Monday, July 21, 2014

Robert Altman Study Part 7: The Millionaire


At the same time as his stint at Desilu, Altman became a regular director on The Millionaire, which was already a hit show in its fourth season when he came on board. The premise of the show was that a millionaire named John Beresford Tipton (his face never seen, his voice portrayed by the ubiquitous Paul Frees) would regularly present anonymous million-dollar checks to complete strangers for unknown reasons. Each episode followed his executive secretary, Michael "Not the Bassist for Van Halen" Anthony (Marvin Miller) as he presents the checks and changes the recipients' lives. The premise allowed the tone to shift from melodrama to comedy to crime stories from one week to the next, so each show was essentially a B-movie boiled down to its least interesting essentials. It did include guest spots by a great number of once and future stars, including Dennis Hopper, James Coburn, Tuesday Weld, Agnes Moorehead, Betty White, Vic Morrow, and Charles Bronson.


As flat as the writing for the show tended to be, this run marks the first time that Altman begins to stand out. The show hasn't been officially released on DVD, but I got my hands on around 80 of its 200 or so episodes, including nine directed by Altman. Without a reliable list of directors by episode I went into each show blind, only finding out the director's name at the end of the episode. More often than not, when a particular episode's visual style made an impression, the name at the end belonged to either Altman or John Brahm, who made several impressive films in the 1940s (The Lodger, Hangover Square) before turning to TV almost exclusively in the '50s and '60s. The show was determinedly square (one of Altman's episodes features a beatnik painter who ultimately shaves his beard, puts on a tie, and admits to hoodwinking the masses with that nonsensical modern art, all for the love of a good woman), but technically the self-contained stories were a fertile ground for experimentation, and Altman took full advantage.

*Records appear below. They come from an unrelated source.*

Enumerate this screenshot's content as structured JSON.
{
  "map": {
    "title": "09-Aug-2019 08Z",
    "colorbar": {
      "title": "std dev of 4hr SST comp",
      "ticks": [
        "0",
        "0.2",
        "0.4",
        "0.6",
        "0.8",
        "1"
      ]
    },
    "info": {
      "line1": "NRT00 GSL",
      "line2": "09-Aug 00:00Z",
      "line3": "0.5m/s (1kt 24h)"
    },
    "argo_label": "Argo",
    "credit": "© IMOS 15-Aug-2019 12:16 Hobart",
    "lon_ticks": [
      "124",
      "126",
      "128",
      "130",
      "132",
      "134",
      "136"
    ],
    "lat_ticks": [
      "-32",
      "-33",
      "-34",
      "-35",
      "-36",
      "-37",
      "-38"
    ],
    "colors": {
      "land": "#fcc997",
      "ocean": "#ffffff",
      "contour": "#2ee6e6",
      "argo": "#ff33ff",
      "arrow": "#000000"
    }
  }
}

The earliest episode I've seen is also Altman's worst. "Peter Barkley" (each show is named for the millionaire-of-the-week) is about an orphan separated from his two younger brothers who seeks out a reunion when he's handed his check after serving in WWII. The cloyingly sentimental show dwells unabashedly on Catholic imagery from the orphanage's caring nuns to the youngest brother's turn to the priesthood. There are also a couple of other weak episodes, including the corny comedic story of a prospector of the "consarn it" ilk (complete with pack mule) whose sudden riches convince a pair of execs that his dried-up goldmine is worth buying, and a drama about a wife who goes to South America in search of her allegedly dead husband.

Things pick up with "Dan Howell," one of the director's most interesting episodes. Howell is a cop transporting a prisoner on a train when Anthony finds him. After Howell receives his check, his charge escapes with the officer's jacket, seeming to take the landfall with him when he's assumed to have jumped from the train to certain death. The story is nothing special, but the episode unfolds with the rumbling and honking of the train filling the soundtrack and drowning out much of the minimal dialogue. It's a definite precursor to Altman's more daring experiments in sound later on, and manages to maintain a decent degree of suspense, at least relative to the show's normal blandness.

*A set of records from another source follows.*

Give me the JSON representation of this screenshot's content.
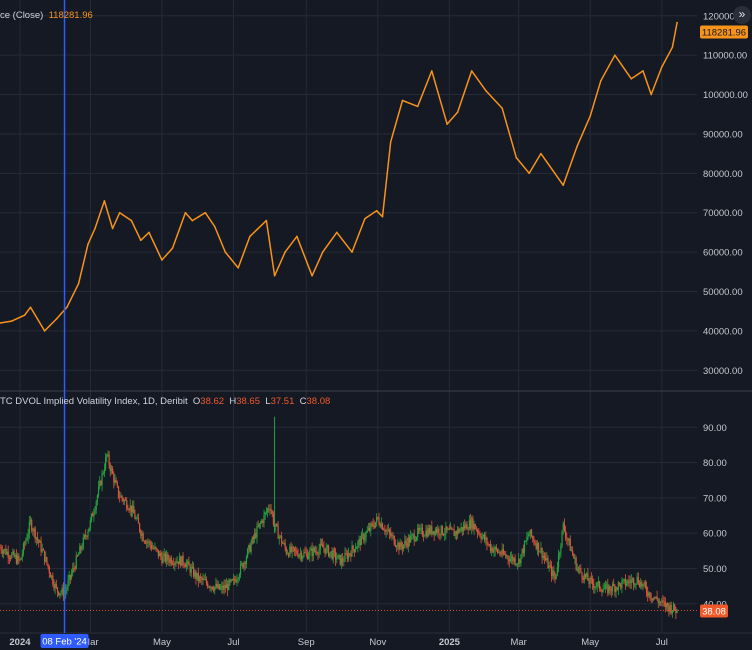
{
  "colors": {
    "background": "#151924",
    "grid": "#252a36",
    "price_line": "#f7931a",
    "candle_up": "#26a23f",
    "candle_down": "#e0553a",
    "crosshair": "#2f5bff",
    "axis_text": "#c7c9cf",
    "last_dvol_badge": "#f05a2a"
  },
  "icons": {
    "expand": "double-chevron-right-icon"
  },
  "expand_glyph": "»",
  "top_pane": {
    "legend_label": "ce (Close)",
    "legend_value": "118281.96",
    "last_value_badge": "118281.96"
  },
  "bottom_pane": {
    "legend_label": "TC DVOL Implied Volatility Index, 1D, Deribit",
    "o_label": "O",
    "o_value": "38.62",
    "h_label": "H",
    "h_value": "38.65",
    "l_label": "L",
    "l_value": "37.51",
    "c_label": "C",
    "c_value": "38.08",
    "last_value_badge": "38.08"
  },
  "crosshair_date": "08 Feb '24",
  "chart_data": [
    {
      "type": "line",
      "series": [
        {
          "x": [
            "2023-12-15",
            "2023-12-25",
            "2024-01-05",
            "2024-01-10",
            "2024-01-22",
            "2024-02-01",
            "2024-02-10",
            "2024-02-20",
            "2024-02-28",
            "2024-03-05",
            "2024-03-13",
            "2024-03-20",
            "2024-03-26",
            "2024-04-05",
            "2024-04-13",
            "2024-04-20",
            "2024-05-01",
            "2024-05-10",
            "2024-05-21",
            "2024-05-27",
            "2024-06-07",
            "2024-06-15",
            "2024-06-24",
            "2024-07-05",
            "2024-07-15",
            "2024-07-29",
            "2024-08-05",
            "2024-08-14",
            "2024-08-24",
            "2024-09-06",
            "2024-09-15",
            "2024-09-27",
            "2024-10-10",
            "2024-10-21",
            "2024-10-31",
            "2024-11-05",
            "2024-11-12",
            "2024-11-22",
            "2024-12-05",
            "2024-12-17",
            "2024-12-30",
            "2025-01-08",
            "2025-01-20",
            "2025-02-01",
            "2025-02-15",
            "2025-02-27",
            "2025-03-10",
            "2025-03-20",
            "2025-04-08",
            "2025-04-20",
            "2025-05-01",
            "2025-05-10",
            "2025-05-22",
            "2025-06-05",
            "2025-06-15",
            "2025-06-22",
            "2025-07-01",
            "2025-07-10",
            "2025-07-14"
          ],
          "values": [
            42000,
            42500,
            44000,
            46000,
            40000,
            43000,
            46000,
            52000,
            62000,
            66000,
            73000,
            66000,
            70000,
            68000,
            63000,
            65000,
            58000,
            61000,
            70000,
            68000,
            70000,
            66500,
            60000,
            56000,
            64000,
            68000,
            54000,
            60000,
            64000,
            54000,
            60000,
            65000,
            60000,
            68500,
            70500,
            69000,
            88000,
            98500,
            97000,
            106000,
            92500,
            95500,
            106000,
            101000,
            96500,
            84000,
            80000,
            85000,
            77000,
            87000,
            94500,
            103500,
            110000,
            104000,
            106000,
            100000,
            107000,
            112000,
            118281.96
          ]
        }
      ],
      "xlim": [
        "2023-12-15",
        "2025-07-31"
      ],
      "ylim": [
        25000,
        124000
      ],
      "yticks": [
        30000,
        40000,
        50000,
        60000,
        70000,
        80000,
        90000,
        100000,
        110000,
        120000
      ],
      "yticklabels": [
        "30000.00",
        "40000.00",
        "50000.00",
        "60000.00",
        "70000.00",
        "80000.00",
        "90000.00",
        "100000.00",
        "110000.00",
        "120000.00"
      ],
      "grid": true
    },
    {
      "type": "candlestick",
      "series": [
        {
          "x": [
            "2023-12-15",
            "2024-01-01",
            "2024-01-10",
            "2024-01-20",
            "2024-02-01",
            "2024-02-08",
            "2024-02-20",
            "2024-03-01",
            "2024-03-08",
            "2024-03-15",
            "2024-03-25",
            "2024-04-05",
            "2024-04-15",
            "2024-05-01",
            "2024-05-20",
            "2024-06-01",
            "2024-06-20",
            "2024-07-01",
            "2024-07-10",
            "2024-07-20",
            "2024-08-01",
            "2024-08-05",
            "2024-08-15",
            "2024-09-01",
            "2024-09-15",
            "2024-10-01",
            "2024-10-15",
            "2024-11-01",
            "2024-11-10",
            "2024-11-20",
            "2024-12-05",
            "2024-12-20",
            "2025-01-05",
            "2025-01-20",
            "2025-02-05",
            "2025-02-15",
            "2025-03-01",
            "2025-03-10",
            "2025-03-20",
            "2025-04-01",
            "2025-04-08",
            "2025-04-20",
            "2025-05-01",
            "2025-05-15",
            "2025-06-01",
            "2025-06-10",
            "2025-06-20",
            "2025-07-01",
            "2025-07-14"
          ],
          "values": [
            56,
            52,
            63,
            55,
            44,
            43,
            54,
            63,
            72,
            82,
            71,
            67,
            59,
            53,
            52,
            47,
            44,
            46,
            52,
            60,
            68,
            62,
            55,
            54,
            56,
            52,
            57,
            64,
            60,
            56,
            60,
            61,
            60,
            63,
            56,
            54,
            52,
            60,
            55,
            47,
            62,
            50,
            46,
            44,
            46,
            47,
            43,
            40,
            38.08
          ]
        }
      ],
      "last_ohlc": {
        "open": 38.62,
        "high": 38.65,
        "low": 37.51,
        "close": 38.08
      },
      "ylim": [
        32,
        100
      ],
      "yticks": [
        40,
        50,
        60,
        70,
        80,
        90
      ],
      "yticklabels": [
        "40.00",
        "50.00",
        "60.00",
        "70.00",
        "80.00",
        "90.00"
      ],
      "grid": true
    }
  ],
  "x_axis": {
    "ticks": [
      "2024-01-01",
      "2024-03-01",
      "2024-05-01",
      "2024-07-01",
      "2024-09-01",
      "2024-11-01",
      "2025-01-01",
      "2025-03-01",
      "2025-05-01",
      "2025-07-01"
    ],
    "labels": [
      "2024",
      "Mar",
      "May",
      "Jul",
      "Sep",
      "Nov",
      "2025",
      "Mar",
      "May",
      "Jul"
    ],
    "bold": [
      true,
      false,
      false,
      false,
      false,
      false,
      true,
      false,
      false,
      false
    ]
  }
}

"Pete Hopper" offers a more visual challenge, focusing on an insurance accountant who's providing the only testimony against a client's fraud. He's also concerned about his son's fear of the dark, which of course necessitates a final scene that plays out in the dark, with Altman playing with shadows and movement through the rows of crates in a warehouse during the climactic shootout. And "Timothy McHale" is a strong noir-in-miniature about a cab driver who runs afoul of a femme fatale (and James Coburn), and can't provide an alibi without revealing the source of his sudden fortune (one of few episodes to play with the gift's secrecy rules).

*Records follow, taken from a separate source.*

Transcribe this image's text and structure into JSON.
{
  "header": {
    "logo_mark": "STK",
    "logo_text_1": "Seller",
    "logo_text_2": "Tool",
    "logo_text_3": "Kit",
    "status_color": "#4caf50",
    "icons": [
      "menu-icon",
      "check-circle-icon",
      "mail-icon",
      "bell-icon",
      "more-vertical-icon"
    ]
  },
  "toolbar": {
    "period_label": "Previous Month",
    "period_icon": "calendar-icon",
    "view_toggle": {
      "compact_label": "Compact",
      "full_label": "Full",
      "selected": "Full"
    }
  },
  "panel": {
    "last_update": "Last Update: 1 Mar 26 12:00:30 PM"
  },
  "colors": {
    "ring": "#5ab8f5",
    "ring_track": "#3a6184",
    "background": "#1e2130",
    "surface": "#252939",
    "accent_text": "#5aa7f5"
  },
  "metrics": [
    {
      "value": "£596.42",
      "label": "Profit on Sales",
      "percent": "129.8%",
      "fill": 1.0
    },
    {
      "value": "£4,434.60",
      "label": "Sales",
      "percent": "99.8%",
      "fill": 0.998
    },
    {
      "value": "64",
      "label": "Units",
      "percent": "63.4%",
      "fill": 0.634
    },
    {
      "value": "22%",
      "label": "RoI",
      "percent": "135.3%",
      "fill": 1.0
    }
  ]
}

"Hank Butler" is a domestic drama that hasn't aged so well, featuring the owner of an upstart doll company who uses his million to relieve his wife of her responsibilities in the family business, allowing her to grow bored in their new mansion (Spoiler: the day is saved when she gets knocked up, obviously the key to any woman's happiness). The most interesting episodes are uncredited remakes of recent films - Hitchcock's Rebecca, Suspicion (more than once), and Rear Window were all knocked off, as was The Wages of Fear (with Richard Jaeckel as the driver). Altman took his turn remaking his ex-boss with "Angela Temple," one of the Suspicion variants about a woman who begins to suspect her husband of wanting to murder her while on their honeymoon in a secluded cabin. And there's a bonus Hitch-within-a-Hitch homage: at one point her brakes go out, leading to a careening drive down a mountain road inspired by North By Northwest.